IFileOperation redesign
This documented interface is a key delivery mechanism used by all methods with dll hijacking. In upcoming Windows 10 RS2 Microsoft tried to change it, resulted in breaking all available code (simple because it is copy-paste from
http://www.pretentiousname.com/misc/win ... list2.html). As in fact MS reviewed IFileOperation flags and their combinations. They even managed to broke some Explorer.exe functionality in earlier RS2 builds (fixed now). This change will not affect interface functionality and only break like 99% of the "super-puper private zeroday bypasses" available on malware market as part of malware or standalone (yeah in 2017 year they still selling uac bypass).
Unfixed methods in upcoming Windows 10 RS2 release
Lot of them.
1) First of all MS completely ignored WbemComn.dll phantom dll loading ->
http://www.kernelmode.info/forum/viewto ... 872#p28872. Widely blogged and implemented with various applications as triggers, e.g.

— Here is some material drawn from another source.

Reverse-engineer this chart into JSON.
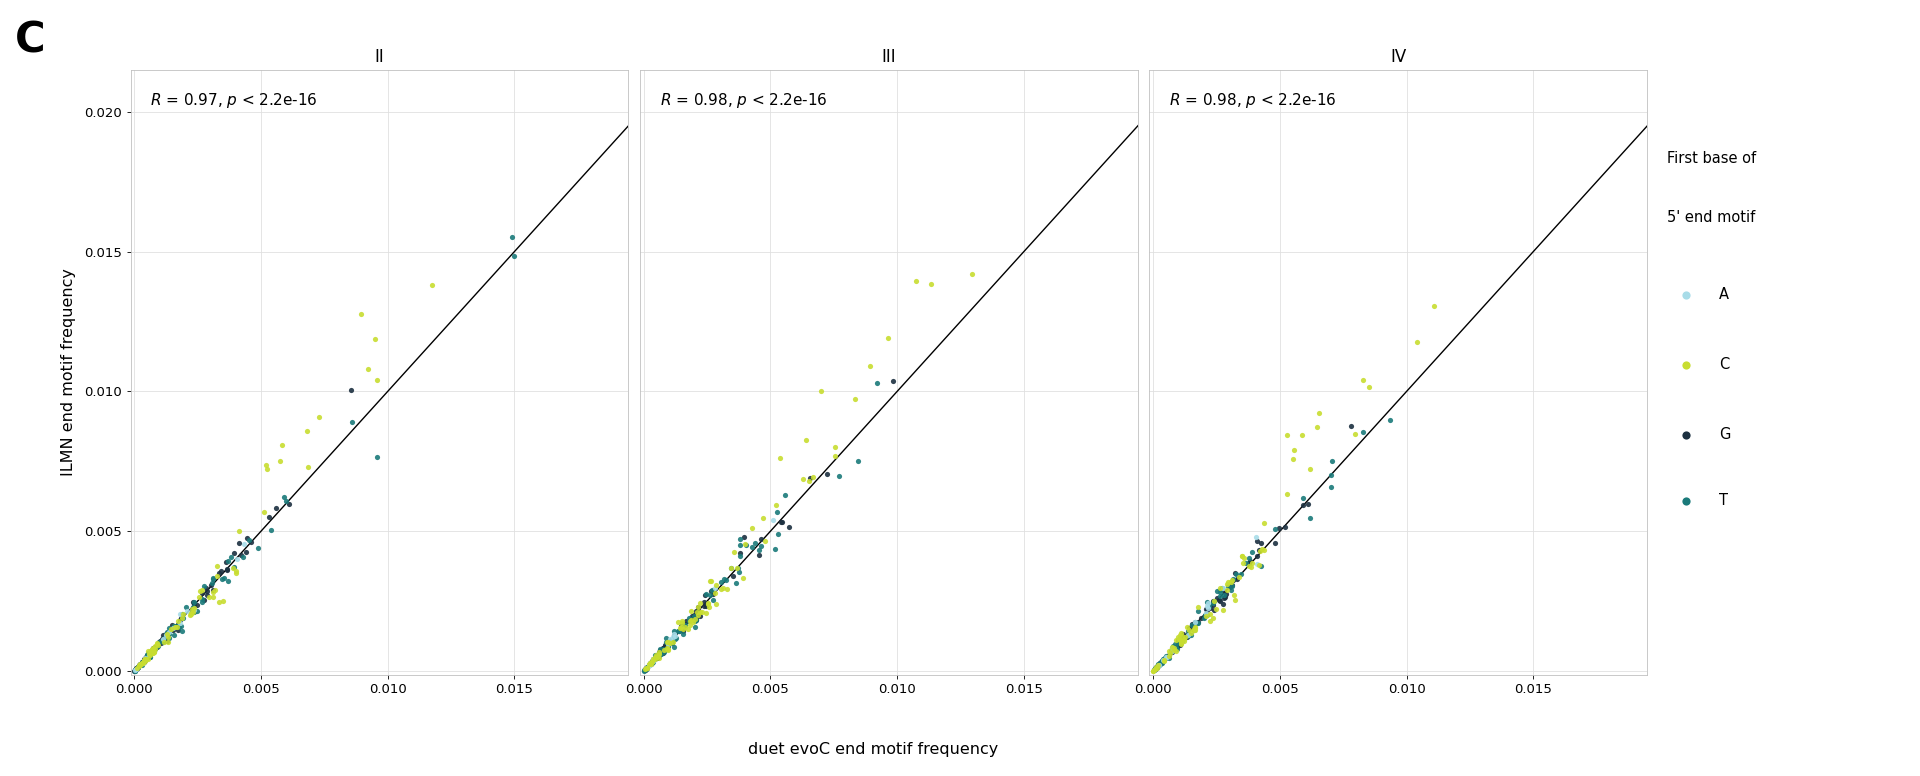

https://github.com/Cn33liz/TpmInitUACBypass,
http://www.fuzzysecurity.com/tutorials/27.html
2) They ignored everything related to DotLocal SXS, well ok, let your WinSXS hack-o-rama work for many many years, until another "russian/chinese/<put random country US govt don't like> hackers" story with UAC exploit as part of "APT". Well as in fact IFileOperation change broke it and it took me few minutes to get it back to work.
3) PkgMgr.exe and Dism, unfixed till now and I heard some rumours of it being used by "russian hackers" of course in some kind of "APT".

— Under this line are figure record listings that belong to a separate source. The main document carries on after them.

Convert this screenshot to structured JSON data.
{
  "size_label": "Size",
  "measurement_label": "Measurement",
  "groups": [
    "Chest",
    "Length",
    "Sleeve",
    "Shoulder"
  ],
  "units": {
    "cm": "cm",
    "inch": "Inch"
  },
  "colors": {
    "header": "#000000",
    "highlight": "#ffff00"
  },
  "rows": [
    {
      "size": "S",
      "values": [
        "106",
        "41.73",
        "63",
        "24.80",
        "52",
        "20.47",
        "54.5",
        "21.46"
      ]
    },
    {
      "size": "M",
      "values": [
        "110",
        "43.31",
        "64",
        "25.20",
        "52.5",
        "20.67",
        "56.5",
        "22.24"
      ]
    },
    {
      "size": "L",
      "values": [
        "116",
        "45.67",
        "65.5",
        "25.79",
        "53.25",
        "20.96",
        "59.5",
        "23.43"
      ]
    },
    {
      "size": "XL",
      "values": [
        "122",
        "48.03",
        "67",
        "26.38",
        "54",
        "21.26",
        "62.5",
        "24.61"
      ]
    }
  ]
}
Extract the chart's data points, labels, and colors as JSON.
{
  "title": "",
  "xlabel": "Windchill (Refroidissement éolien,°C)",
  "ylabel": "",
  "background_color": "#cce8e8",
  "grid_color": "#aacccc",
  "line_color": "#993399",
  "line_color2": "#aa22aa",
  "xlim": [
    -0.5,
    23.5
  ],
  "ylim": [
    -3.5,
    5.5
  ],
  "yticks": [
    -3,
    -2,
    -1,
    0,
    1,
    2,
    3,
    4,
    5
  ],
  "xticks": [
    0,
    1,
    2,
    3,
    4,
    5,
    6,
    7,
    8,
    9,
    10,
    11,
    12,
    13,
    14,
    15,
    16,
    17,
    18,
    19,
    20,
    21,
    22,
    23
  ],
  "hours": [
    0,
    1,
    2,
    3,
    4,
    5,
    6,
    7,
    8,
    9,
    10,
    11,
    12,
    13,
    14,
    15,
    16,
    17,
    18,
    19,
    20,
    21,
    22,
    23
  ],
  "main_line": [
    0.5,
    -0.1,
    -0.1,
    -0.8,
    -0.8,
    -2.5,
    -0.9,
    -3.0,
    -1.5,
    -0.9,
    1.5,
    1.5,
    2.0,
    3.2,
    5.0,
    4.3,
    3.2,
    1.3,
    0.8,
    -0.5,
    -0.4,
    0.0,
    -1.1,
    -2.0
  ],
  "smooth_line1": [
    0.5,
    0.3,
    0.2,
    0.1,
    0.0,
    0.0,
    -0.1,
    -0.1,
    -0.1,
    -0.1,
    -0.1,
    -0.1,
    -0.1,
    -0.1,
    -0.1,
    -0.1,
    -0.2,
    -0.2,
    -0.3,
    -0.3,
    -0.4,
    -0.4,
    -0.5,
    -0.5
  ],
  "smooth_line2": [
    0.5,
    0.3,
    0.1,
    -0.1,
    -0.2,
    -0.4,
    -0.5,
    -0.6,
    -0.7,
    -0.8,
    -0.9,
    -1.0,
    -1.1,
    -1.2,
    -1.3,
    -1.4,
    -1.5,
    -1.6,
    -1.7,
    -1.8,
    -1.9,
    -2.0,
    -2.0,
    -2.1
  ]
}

4) IARPUninstallStringLauncher, it is another undocumented COM interface which can be used to bypass UAC, found and described by ExpLife. Advantages: very simple, not require additional files on disk, all changes take place in registry. Implemented in UACMe as 27.
5) Wow64 Logger, mentioned before here, ignored by MS. Ok, implemented in UACMe as 30. Advantage - works everywhere since Windows 7 and with every autoelevated wow64 app.
6) Recently published by Enigma0x3 ShellExecute "runas" plague, when you control runas key in registry and can alter ShellExecute behavior.
Enigma0x3 mentioned sdclt.exe with /kickoffelev param, there also other application which can be used for this method:
rstrui.exe with /runonce param
SystemSettingsAdminFlows.exe with PushButtonReset param (this one uses "runas" from full admin application, fucking facepalm MS).
Some other executables also have potential.
Advantages of this method: simplicity. So I think malware will switch to this method for Windows 10 RS2 along with continuing exploiting "mscfile" for everything below.
7) Recently published by Enighma0x3 App Path method.
sdclt.exe uses ShellExecute("contol", "open") which gives us ability to alter ShellExecute behavior because we can control App Paths registry key. Why this code even exist in this form in sdclt? Too many questions without answers.
p.s.
As above shows - even AlwaysNofity setting not "always" help against UAC bypass methods. UAC in Windows leaves too many questions behind, no surprise all is the result of redesign to complete shit in Windows 7 and absense of any kind of strong internal MS rules regarding giving "autoelevated" ability to applications <- so every idiot can mark his/her application as autoelevated even if it purpose is to ShellExecute fucking LNK file.